To find the total number of different arrangements, we multiply the number of ways to form groups by the number of ways to assign topics.

Total arrangements = (Ways to form groups) × (Ways to assign topics)
Total arrangements = \(15 × 6 = 90\)

Final Answer

The total number of different arrangements possible is 90.

This matches answer choice (C) 90.

Common Faltering Points

Errors while devising the approach

Students might think "equally divided into 3 groups" means each group can have any number of students, rather than recognizing that 6 students divided equally into 3 groups means exactly 2 students per group. This leads to attempting more complex calculations with variable group sizes.

Students may miss that the topics are "different" and treat them as indistinguishable, thinking only about forming groups without considering that assigning Group 1 to Topic A is different from assigning Group 1 to Topic B.

Students might try to solve this as a single permutation problem, attempting to directly assign students to topic-group combinations, rather than breaking it down into: (1) form groups, then (2) assign topics to groups.

Errors while executing the approach

The most critical error is calculating \(15 × 6 × 1 = 90\) ways to form groups but forgetting to divide by \(3! = 6\) to account for the fact that the order of forming groups doesn't matter. This leads to getting \(90 × 6 = 540\) as the final answer.

Students may incorrectly calculate \(\mathrm{C}(6,2) = \frac{6!}{2! × 4!}\) as something other than 15, or make errors when computing \(\mathrm{C}(4,2) = 6\), leading to wrong intermediate results.

Some students might divide by 3! at the wrong step, such as dividing the final answer by 6, or might divide each individual combination by 6 rather than dividing the total number of group formations.
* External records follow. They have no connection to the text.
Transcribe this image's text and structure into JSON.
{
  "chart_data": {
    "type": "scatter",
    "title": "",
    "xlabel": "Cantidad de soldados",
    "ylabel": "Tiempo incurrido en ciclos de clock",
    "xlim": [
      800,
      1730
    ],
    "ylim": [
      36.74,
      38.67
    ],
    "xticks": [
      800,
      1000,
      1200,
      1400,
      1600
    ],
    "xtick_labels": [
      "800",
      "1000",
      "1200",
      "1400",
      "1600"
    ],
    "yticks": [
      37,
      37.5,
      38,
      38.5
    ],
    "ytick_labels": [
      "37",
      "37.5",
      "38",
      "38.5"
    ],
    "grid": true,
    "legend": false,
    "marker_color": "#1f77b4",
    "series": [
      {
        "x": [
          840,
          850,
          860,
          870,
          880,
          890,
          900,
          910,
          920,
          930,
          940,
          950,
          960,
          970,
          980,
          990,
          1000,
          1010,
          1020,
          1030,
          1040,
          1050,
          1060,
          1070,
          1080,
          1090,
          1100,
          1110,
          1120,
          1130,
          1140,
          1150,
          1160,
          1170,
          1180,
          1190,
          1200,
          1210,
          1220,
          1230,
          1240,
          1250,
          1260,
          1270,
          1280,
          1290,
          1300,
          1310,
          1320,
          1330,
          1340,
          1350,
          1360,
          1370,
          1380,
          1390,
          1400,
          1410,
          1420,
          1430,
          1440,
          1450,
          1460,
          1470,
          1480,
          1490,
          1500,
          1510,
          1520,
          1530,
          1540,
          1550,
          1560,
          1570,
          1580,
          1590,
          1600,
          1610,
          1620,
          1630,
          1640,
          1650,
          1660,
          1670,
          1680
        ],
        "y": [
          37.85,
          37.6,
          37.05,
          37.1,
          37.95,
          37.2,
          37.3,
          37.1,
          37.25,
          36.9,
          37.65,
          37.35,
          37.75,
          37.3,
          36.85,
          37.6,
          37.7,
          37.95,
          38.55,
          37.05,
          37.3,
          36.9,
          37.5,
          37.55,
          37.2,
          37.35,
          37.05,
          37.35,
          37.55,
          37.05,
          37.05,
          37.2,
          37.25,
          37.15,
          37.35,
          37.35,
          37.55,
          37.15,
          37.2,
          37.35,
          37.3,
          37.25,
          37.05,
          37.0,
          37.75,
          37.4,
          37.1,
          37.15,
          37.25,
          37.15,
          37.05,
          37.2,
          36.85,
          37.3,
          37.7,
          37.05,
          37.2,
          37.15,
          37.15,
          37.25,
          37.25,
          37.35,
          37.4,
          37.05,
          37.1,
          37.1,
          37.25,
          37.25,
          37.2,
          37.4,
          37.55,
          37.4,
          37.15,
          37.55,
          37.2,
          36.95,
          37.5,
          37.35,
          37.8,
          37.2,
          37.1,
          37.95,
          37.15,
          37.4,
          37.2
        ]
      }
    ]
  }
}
Errors while selecting the answer

If students forget to divide by 3! when forming groups, they get 90 ways to form groups, then multiply by 6 ways to assign topics, arriving at 540 (choice E) instead of the correct 90.

Students might correctly calculate 15 ways to form groups but forget about assigning topics entirely, potentially selecting 30 (choice A) if they make some other minor error, missing that they need to multiply by 6 for topic assignment.